Le directeur général de l’entreprise AST, l'un des principaux distributeurs de vins et spiritueux en Russie, chargée, entre autres, de la distribution des produits Moët-Hennessy, a confirmé à l’AFP «avoir reçu un courrier de ce type». D’après un communiqué rendu public via M.Rafailov, la société française a assuré que la suspension annoncée était une mesure «temporaire», rapporte l’AFP. Dans un commentaire à Vedomosti, M.Rafailov a d’ailleurs exprimé l’espoir que l’entreprise française accepte de donner à son champagne l’appellation de «vin pétillant».

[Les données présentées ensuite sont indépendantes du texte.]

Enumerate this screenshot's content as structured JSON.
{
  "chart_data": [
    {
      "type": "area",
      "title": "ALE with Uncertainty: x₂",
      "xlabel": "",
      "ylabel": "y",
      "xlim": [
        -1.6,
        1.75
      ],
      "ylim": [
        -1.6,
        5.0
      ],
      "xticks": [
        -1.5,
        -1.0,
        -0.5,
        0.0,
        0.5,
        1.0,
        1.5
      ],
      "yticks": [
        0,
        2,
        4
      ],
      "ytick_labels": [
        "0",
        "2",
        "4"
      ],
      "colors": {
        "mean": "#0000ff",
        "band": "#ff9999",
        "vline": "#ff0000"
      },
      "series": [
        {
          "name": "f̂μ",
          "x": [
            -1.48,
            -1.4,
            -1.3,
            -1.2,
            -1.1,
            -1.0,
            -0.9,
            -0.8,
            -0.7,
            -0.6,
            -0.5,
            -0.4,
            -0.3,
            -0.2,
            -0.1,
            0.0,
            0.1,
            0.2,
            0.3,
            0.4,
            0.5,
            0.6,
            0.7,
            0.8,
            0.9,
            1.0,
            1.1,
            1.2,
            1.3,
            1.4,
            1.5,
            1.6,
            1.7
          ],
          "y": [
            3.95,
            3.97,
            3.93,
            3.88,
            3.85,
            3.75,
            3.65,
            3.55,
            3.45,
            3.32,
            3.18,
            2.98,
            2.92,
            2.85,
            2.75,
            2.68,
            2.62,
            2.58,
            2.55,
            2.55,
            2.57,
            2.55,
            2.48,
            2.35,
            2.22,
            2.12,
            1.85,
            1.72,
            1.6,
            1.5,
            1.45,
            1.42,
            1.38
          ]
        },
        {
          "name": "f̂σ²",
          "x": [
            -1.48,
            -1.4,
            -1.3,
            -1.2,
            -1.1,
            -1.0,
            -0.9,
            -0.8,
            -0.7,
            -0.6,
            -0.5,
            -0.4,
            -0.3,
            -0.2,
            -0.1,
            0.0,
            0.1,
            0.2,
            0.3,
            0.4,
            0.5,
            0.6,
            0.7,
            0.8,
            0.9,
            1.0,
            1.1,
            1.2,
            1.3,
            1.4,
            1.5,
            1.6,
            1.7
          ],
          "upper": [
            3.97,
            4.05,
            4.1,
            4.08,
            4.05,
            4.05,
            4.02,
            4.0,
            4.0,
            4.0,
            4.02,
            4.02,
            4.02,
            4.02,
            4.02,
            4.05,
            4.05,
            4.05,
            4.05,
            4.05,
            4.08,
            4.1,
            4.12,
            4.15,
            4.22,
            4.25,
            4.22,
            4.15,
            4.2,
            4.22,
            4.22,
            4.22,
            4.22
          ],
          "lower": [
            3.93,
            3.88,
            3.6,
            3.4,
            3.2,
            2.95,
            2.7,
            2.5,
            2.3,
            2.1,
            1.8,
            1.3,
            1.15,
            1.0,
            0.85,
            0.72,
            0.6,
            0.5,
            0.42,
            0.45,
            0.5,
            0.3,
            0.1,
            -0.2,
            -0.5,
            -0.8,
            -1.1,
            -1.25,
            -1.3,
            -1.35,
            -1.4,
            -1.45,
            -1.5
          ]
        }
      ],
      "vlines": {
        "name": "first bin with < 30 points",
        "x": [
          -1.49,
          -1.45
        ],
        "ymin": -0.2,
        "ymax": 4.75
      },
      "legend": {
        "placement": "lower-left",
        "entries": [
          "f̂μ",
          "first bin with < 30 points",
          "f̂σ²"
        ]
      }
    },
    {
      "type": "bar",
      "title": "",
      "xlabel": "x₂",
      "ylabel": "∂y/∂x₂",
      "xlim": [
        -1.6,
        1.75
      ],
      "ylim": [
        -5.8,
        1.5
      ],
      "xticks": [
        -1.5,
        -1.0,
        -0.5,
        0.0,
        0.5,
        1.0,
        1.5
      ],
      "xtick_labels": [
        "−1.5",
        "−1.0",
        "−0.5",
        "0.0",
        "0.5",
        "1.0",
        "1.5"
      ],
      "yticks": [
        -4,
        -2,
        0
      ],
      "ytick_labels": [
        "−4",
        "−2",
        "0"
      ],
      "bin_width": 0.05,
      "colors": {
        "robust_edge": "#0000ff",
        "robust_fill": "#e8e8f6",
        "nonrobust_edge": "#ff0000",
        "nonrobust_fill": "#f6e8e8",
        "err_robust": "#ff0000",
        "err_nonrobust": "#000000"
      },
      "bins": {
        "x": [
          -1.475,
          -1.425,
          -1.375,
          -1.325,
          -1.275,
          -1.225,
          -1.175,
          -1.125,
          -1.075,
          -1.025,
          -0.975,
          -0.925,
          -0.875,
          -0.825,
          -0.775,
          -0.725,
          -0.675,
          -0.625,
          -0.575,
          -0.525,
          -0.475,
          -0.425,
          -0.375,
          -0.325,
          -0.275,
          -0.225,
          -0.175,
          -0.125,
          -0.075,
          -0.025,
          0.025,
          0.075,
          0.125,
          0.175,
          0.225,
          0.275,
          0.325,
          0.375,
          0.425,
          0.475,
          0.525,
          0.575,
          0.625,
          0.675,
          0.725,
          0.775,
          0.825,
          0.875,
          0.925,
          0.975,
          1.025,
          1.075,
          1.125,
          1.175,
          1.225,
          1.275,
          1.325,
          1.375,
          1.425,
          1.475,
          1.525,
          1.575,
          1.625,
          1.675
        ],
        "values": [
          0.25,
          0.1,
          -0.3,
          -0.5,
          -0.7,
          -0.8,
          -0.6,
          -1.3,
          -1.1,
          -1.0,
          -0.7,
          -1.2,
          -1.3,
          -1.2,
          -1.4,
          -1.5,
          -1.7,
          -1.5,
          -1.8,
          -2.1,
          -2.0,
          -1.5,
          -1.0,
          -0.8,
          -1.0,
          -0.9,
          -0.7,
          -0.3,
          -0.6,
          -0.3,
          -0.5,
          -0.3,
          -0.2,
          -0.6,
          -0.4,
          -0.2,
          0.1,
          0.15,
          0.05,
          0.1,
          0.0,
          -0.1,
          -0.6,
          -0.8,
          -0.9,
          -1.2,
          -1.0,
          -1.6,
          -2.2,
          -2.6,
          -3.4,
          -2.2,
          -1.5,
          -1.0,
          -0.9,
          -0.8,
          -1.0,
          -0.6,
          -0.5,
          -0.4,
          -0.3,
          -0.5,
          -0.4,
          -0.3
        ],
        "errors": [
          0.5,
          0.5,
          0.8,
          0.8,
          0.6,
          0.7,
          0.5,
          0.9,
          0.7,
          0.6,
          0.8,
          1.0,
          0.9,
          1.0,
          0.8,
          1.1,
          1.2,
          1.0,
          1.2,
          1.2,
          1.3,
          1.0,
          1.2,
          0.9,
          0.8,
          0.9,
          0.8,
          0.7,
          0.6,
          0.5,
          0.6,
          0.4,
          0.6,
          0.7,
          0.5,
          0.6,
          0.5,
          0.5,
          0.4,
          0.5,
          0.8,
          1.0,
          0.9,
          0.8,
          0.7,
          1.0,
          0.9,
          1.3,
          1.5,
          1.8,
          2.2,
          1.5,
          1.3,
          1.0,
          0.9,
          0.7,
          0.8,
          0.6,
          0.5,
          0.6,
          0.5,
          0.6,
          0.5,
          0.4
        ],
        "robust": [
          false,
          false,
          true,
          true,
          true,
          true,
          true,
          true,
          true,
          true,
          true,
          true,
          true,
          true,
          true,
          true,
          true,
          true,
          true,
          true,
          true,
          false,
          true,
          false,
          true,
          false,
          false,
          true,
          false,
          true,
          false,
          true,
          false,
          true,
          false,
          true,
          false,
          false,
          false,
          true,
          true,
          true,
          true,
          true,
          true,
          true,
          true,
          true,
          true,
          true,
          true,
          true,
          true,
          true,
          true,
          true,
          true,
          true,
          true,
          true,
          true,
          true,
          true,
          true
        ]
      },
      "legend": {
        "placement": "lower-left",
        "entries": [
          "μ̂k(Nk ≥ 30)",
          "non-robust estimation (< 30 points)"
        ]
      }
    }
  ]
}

Interrogé par Sputnik, le président de l'Union des vignerons et viticulteurs russes Leonid Popovitch, affirme pour sa part que parmi «une vingtaine» d’importateurs de champagne en Russie, seul Moët-Hennessy a fait part de son «indignation» en lien avec la nouvelle disposition de la loi. Il assure que «personne n’interdit à [Moët-Hennessy, ndlr] de nommer leur production champagne», dénonçant «un chantage» de la part du géant français.

En plus, le président de l'Union des vignerons et viticulteurs russes, estime que la suspension de livraison par Moët-Hennessy n’aura pas beaucoup d’effet sur les consommateurs russes, ceux-ci ayant toujours à leur disposition «les vins pétillants de la même qualité, du même goût et du même arôme» que les boissons françaises.

La part de Moët-Hennessy sur le marché russe est d’ailleurs assez modeste, les produits de la marque hexagonale ne représentant que 2% des importations de vins pétillants et champagne en Russie, précise le directeur du Centre de recherche des marchés fédéraux et régionaux russes de l'alcool, Vadim Drobiz, à Vedomosti.

Néanmoins, la mesure en question n’est pas du goût de tout le monde, même en Russie. Interrogée par l’AFP, Anna Chernyshova, consultante sur le marché des vins qui aide la clientèle russe à se constituer des caves de bouteilles d'exceptions, regrette les changements dans la loi.

«Comment vont-ils faire machine arrière? Beaucoup de responsables politiques aiment ces champagnes», s’interroge-t-elle, se demandant ce que pouvait être l'objectif du Parlement russe.

Quid du cognac arménien?

Le cas de Moët-Hennessy pourrait d’ailleurs à nouveau soulever la question de l’utilisation des termes protégés en France par l’appellation d’origine contrôlée sur les marchés étrangers. La résolution probablement la plus emblématique d’un tel cas est l’accord conclu entre la France et l’Arménie en 2019 qui prévoit au contraire l’abandon progressif par cette dernière de l’utilisation des appellations dérivées de «cognac» et «champagne», précise un rapport de la commission des Affaires étrangères de l’Assemblée nationale. L’histoire avec le «champagne russe» est donc à suivre.